Sieben Jahre sind eine lange Zeit, also schlossen wir uns mit Vreth von FINNTROLL kurz, um die brennenden Fragen aufzulösen...

Veröffentlicht am 23.09.2020

Stormbringer.at: Hallo und beste Grüße aus Deutschland nach Finnland. Wie geht's euch grundsätzlich, aber auch speziell in diesen wundersamen Zeiten?

Mathias: Uns geht's ziemlich gut soweit. Glücklicherweise kehrt alles ein bisschen zur Normalität zurück, auch wenn eine Art zweiter Lockdown, obschon von der Zurücknahme einiger Beschränkungen gesprochen wird, nicht unwahrscheinlich ist.

Stormbringer.at: Zu Beginn eines Interviews neige ich häufig dazu, als möchte ich auch dem FINNTROLL-Kollektiv zum neuen Album "Vredesvävd" gratulieren, welches gelindes gesagt ein großartiges geworden ist. Es nötigte euren Fans ganze sieben Jahre Wartezeit seit seinem Vorgänger "Blodsvept" ab, ehe sie es nun bald in den Händen halten dürfen. Würdest du uns erzählen, was in all der Zeit passiert ist und ab wann ihr daran gedacht habt, dieses neue Album umzusetzen?
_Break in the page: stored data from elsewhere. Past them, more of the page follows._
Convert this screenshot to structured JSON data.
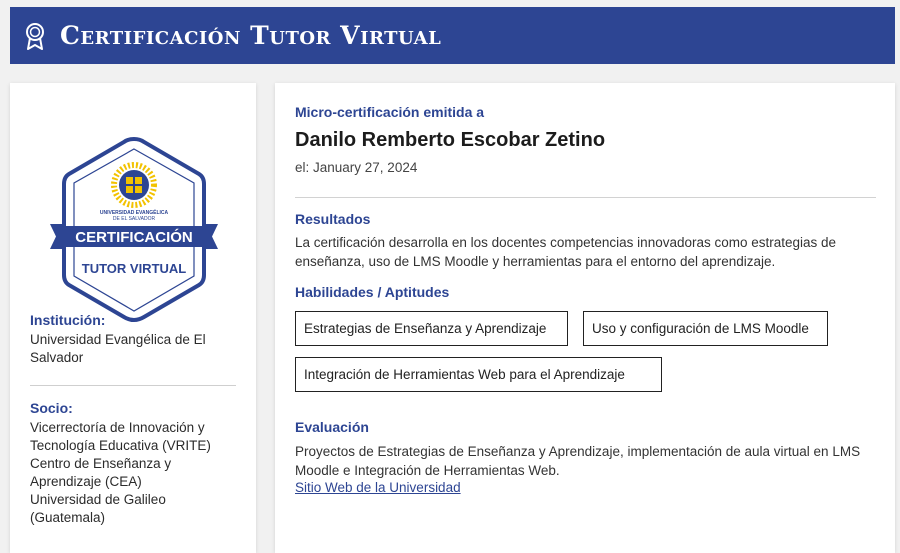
{
  "header": {
    "title": "Certificación Tutor Virtual",
    "icon": "award-ribbon-icon"
  },
  "badge": {
    "university_line1": "UNIVERSIDAD EVANGÉLICA",
    "university_line2": "DE EL SALVADOR",
    "line1": "CERTIFICACIÓN",
    "line2": "TUTOR VIRTUAL",
    "color": "#2d4593",
    "accent": "#f2c200"
  },
  "institution": {
    "label": "Institución:",
    "value": "Universidad Evangélica de El Salvador"
  },
  "partner": {
    "label": "Socio:",
    "lines": [
      "Vicerrectoría de Innovación y",
      "Tecnología Educativa (VRITE)",
      "Centro de Enseñanza y",
      "Aprendizaje (CEA)",
      "Universidad de Galileo",
      "(Guatemala)"
    ]
  },
  "cert": {
    "issued_label": "Micro-certificación emitida a",
    "recipient": "Danilo Remberto Escobar Zetino",
    "date": "el: January 27, 2024"
  },
  "results": {
    "title": "Resultados",
    "text": "La certificación desarrolla en los docentes competencias innovadoras como estrategias de enseñanza, uso de LMS Moodle y herramientas para el entorno del aprendizaje."
  },
  "skills": {
    "title": "Habilidades / Aptitudes",
    "items": [
      "Estrategias de Enseñanza y Aprendizaje",
      "Uso y configuración de LMS Moodle",
      "Integración de Herramientas Web para el Aprendizaje"
    ]
  },
  "evaluation": {
    "title": "Evaluación",
    "text": "Proyectos de Estrategias de Enseñanza y Aprendizaje, implementación de aula virtual en LMS Moodle e Integración de Herramientas Web.",
    "link_label": "Sitio Web de la Universidad"
  }
}
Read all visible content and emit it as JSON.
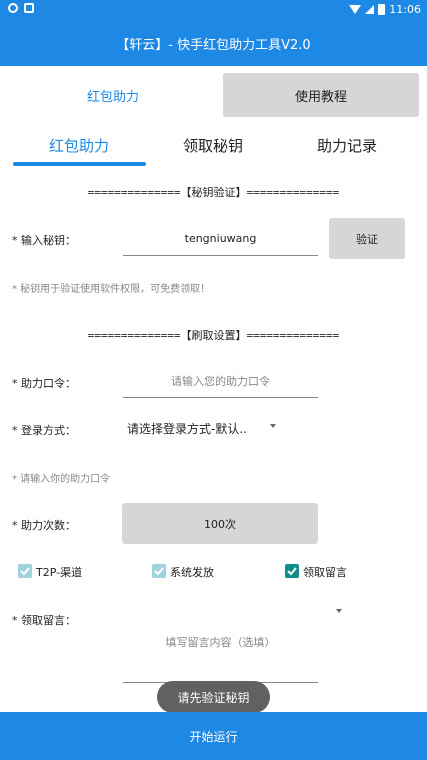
{
  "status_bar": {
    "time": "11:06",
    "icons": [
      "record-icon",
      "notification-icon",
      "wifi-icon",
      "signal-icon",
      "battery-icon"
    ]
  },
  "app_bar": {
    "title": "【轩云】- 快手红包助力工具V2.0"
  },
  "top_tabs": {
    "tab1": "红包助力",
    "tab2": "使用教程"
  },
  "sub_tabs": {
    "tab1": "红包助力",
    "tab2": "领取秘钥",
    "tab3": "助力记录"
  },
  "key_section": {
    "title": "==============【秘钥验证】==============",
    "label": "* 输入秘钥：",
    "value": "tengniuwang",
    "verify_button": "验证",
    "hint": "* 秘钥用于验证使用软件权限，可免费领取！"
  },
  "settings_section": {
    "title": "==============【刷取设置】==============",
    "command_label": "* 助力口令：",
    "command_placeholder": "请输入您的助力口令",
    "login_label": "* 登录方式：",
    "login_value": "请选择登录方式-默认..",
    "command_hint": "* 请输入你的助力口令",
    "count_label": "* 助力次数：",
    "count_value": "100次",
    "checkboxes": [
      {
        "label": "T2P-渠道",
        "checked": true
      },
      {
        "label": "系统发放",
        "checked": true
      },
      {
        "label": "领取留言",
        "checked": true
      }
    ],
    "message_label": "* 领取留言：",
    "message_placeholder": "填写留言内容（选填）"
  },
  "toast": "请先验证秘钥",
  "bottom_button": "开始运行",
  "colors": {
    "primary": "#1e88e5",
    "button_gray": "#d6d6d6",
    "check_dark": "#118c8c",
    "check_light": "#9fd3db"
  }
}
Mathias: Nun, also zunächst einmal haben wir nach dem Release von "Blodsvept" extrem viel getourt, also an allen Orten an denen es uns möglich war, und danach waren wir mehr oder weniger direkt auf der 10th-Anniversary-Tour zu "Nattfödd". Während dieser Zeit hatten wir ein bisschen Material geschrieben, allerdings fühlte es sich nicht hundertprozentig richtig an, irgendetwas fehlte, also entschlossen wir uns zu weiteren Gigs und warteten auf Inspiration. Dabei tourten wir vor allem in ungewöhnlicheren Regionen, also Japan, Südamerika und sogar Afrika. An diesem Punkt befanden wir uns bereits im Jahr 2017 und hatten noch nicht den richtigen Sound für das Album gefunden, also tourten wir weiter und würden das erst dann drosseln, wenn es sich richtig anfühlte. Im Sommer 2019 führten Routa (Mikael Karlbom, Gitarrist und Backing Vocalist der Band) und ich einige Interviews, in denen wir immer wieder gefragt wurden, wann wir denn unser Comeback feiern würden. Ab diesem Zeitpunkt hatte ich genug und entschied, dass wir 2020 ein neues Album veröffentlichen werden, weil uns die Leute sonst vergessen würden, also schrieb ich eine E-Mail an Century Media und bat um eine Deadline für eine Veröffentlichung 2020. Wir erhielten die Deadline und plötzlich fingen wir einfach an, gutes Material zu schreiben. Hier sind wir also, ein Jahr später, mit einem fertiggestellten Album, das im September erscheinen wird!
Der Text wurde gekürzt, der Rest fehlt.